木村拓哉主演で、1月4・5日に放送された新春SPドラマ「教場」(フジテレビ系)が、前編が15.3%、後編が15.0%と、ともに高視聴率をマークした。昨秋のクールの主演連ドラ「グランメゾン東京」(TBS系)での最高視聴率は最終回で16.4%と大躍進したものの、全11話を通しての平均視聴率は10%~14%台だっただけに「教場」の数字は、「平成の視聴率男」復活の勢いを感じさせる結果だった。
「『教場』は一貫して硬派なドラマで、ネット上では《正月に家族で観るのには、少し重い内容ではないか》と不安視されていましたが、お笑いやバラエティ番組に飽きているタイミングで視聴者たちに、うまく刺さった。《キムタクはラブストーリーよりこういうドラマのが合ってるかも》といった声も見られました」(芸能ライター)
劇中では、木村演じる警察学校の教官・風間公親は、白髪で、義眼のため色眼鏡をかけている、という設定の容貌だったが、この木村の姿には〈新境地の開拓のための苦肉の策では?〉などの声もあがるなど、事前の評判は決して良いものばかりではなかった。
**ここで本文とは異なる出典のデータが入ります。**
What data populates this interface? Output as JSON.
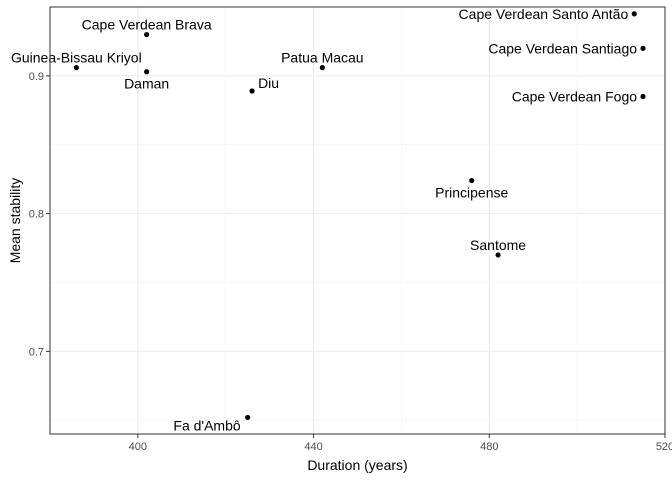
{
  "chart_data": {
    "type": "scatter",
    "title": "",
    "xlabel": "Duration (years)",
    "ylabel": "Mean stability",
    "xlim": [
      380,
      520
    ],
    "ylim": [
      0.64,
      0.95
    ],
    "x_ticks": [
      400,
      440,
      480,
      520
    ],
    "y_ticks": [
      0.7,
      0.8,
      0.9
    ],
    "x_tick_labels": [
      "400",
      "440",
      "480",
      "520"
    ],
    "y_tick_labels": [
      "0.7",
      "0.8",
      "0.9"
    ],
    "grid": true,
    "point_color": "#000000",
    "points": [
      {
        "label": "Cape Verdean Brava",
        "x": 402,
        "y": 0.93,
        "label_pos": "above"
      },
      {
        "label": "Guinea-Bissau Kriyol",
        "x": 386,
        "y": 0.906,
        "label_pos": "above"
      },
      {
        "label": "Daman",
        "x": 402,
        "y": 0.903,
        "label_pos": "below"
      },
      {
        "label": "Diu",
        "x": 426,
        "y": 0.889,
        "label_pos": "upper-right"
      },
      {
        "label": "Patua Macau",
        "x": 442,
        "y": 0.906,
        "label_pos": "above"
      },
      {
        "label": "Cape Verdean Santo Antão",
        "x": 513,
        "y": 0.945,
        "label_pos": "left"
      },
      {
        "label": "Cape Verdean Santiago",
        "x": 515,
        "y": 0.92,
        "label_pos": "left"
      },
      {
        "label": "Cape Verdean Fogo",
        "x": 515,
        "y": 0.885,
        "label_pos": "left"
      },
      {
        "label": "Principense",
        "x": 476,
        "y": 0.824,
        "label_pos": "below"
      },
      {
        "label": "Santome",
        "x": 482,
        "y": 0.77,
        "label_pos": "above"
      },
      {
        "label": "Fa d'Ambô",
        "x": 425,
        "y": 0.652,
        "label_pos": "lower-left"
      }
    ]
  }
}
「しかも風間は、一見冷徹だが実は思慮深く、生徒たちの少しの変化や動向も見逃さず、決して心を乱さないという役どころで、これまでの木村の“俺様”的なオーバーアクションな演技をかなり抑え込む必要があったが、これを木村はうまくこなしていました。そのため、むしろ風間の生徒役たちの個性が個々に光るものになり、ドラマ全体にも鬼気迫るような迫力が出た印象です」(前出・芸能ライター)
生徒役では、大島優子、葵わかな、そして、好意を持っている風間を誘惑するほど容姿には自信を持っているという設定の菱沼羽津希を演じた川口春奈と、アイドル的な容姿の女性陣が顔をそろえ好演。
「しかし、大島らが引き立て役かと思うほど演技で彼女たちを“喰って”いたのが、最大限に喜怒哀楽を表現できていた、枝元佑奈役の富田望生ではないでしょうか。実家の都合で警察官の夢をあきらめる時の嗚咽、警察学校をひとりで去る際の止まらない大粒の涙。川口扮する菱沼に武術の訓練で見せた厳しい表情から一転、劇中ラストに見せた、実家の家業である旅館の女将として見せた落ち着き、さらに飛び切りの笑顔と着物姿には、そこはかとなく色香さえありました。少々ぽっちゃり体型で、容姿でファンを引き込むタイプではないが、きっと今後のドラマ界で頭角を現していくはずですよ」(前出・芸能ライター)
いずれにせよ、今後の木村は、TBS系とテレビ朝日系で隔年ごとに連ドラの主演が決まっているという話も伝わっている。しかし、フジ系で放送されたこの「教場」も連ドラ化するのでは?との見方も出るほど、大きなインパクトを視聴者に残せたことは間違いないようだ。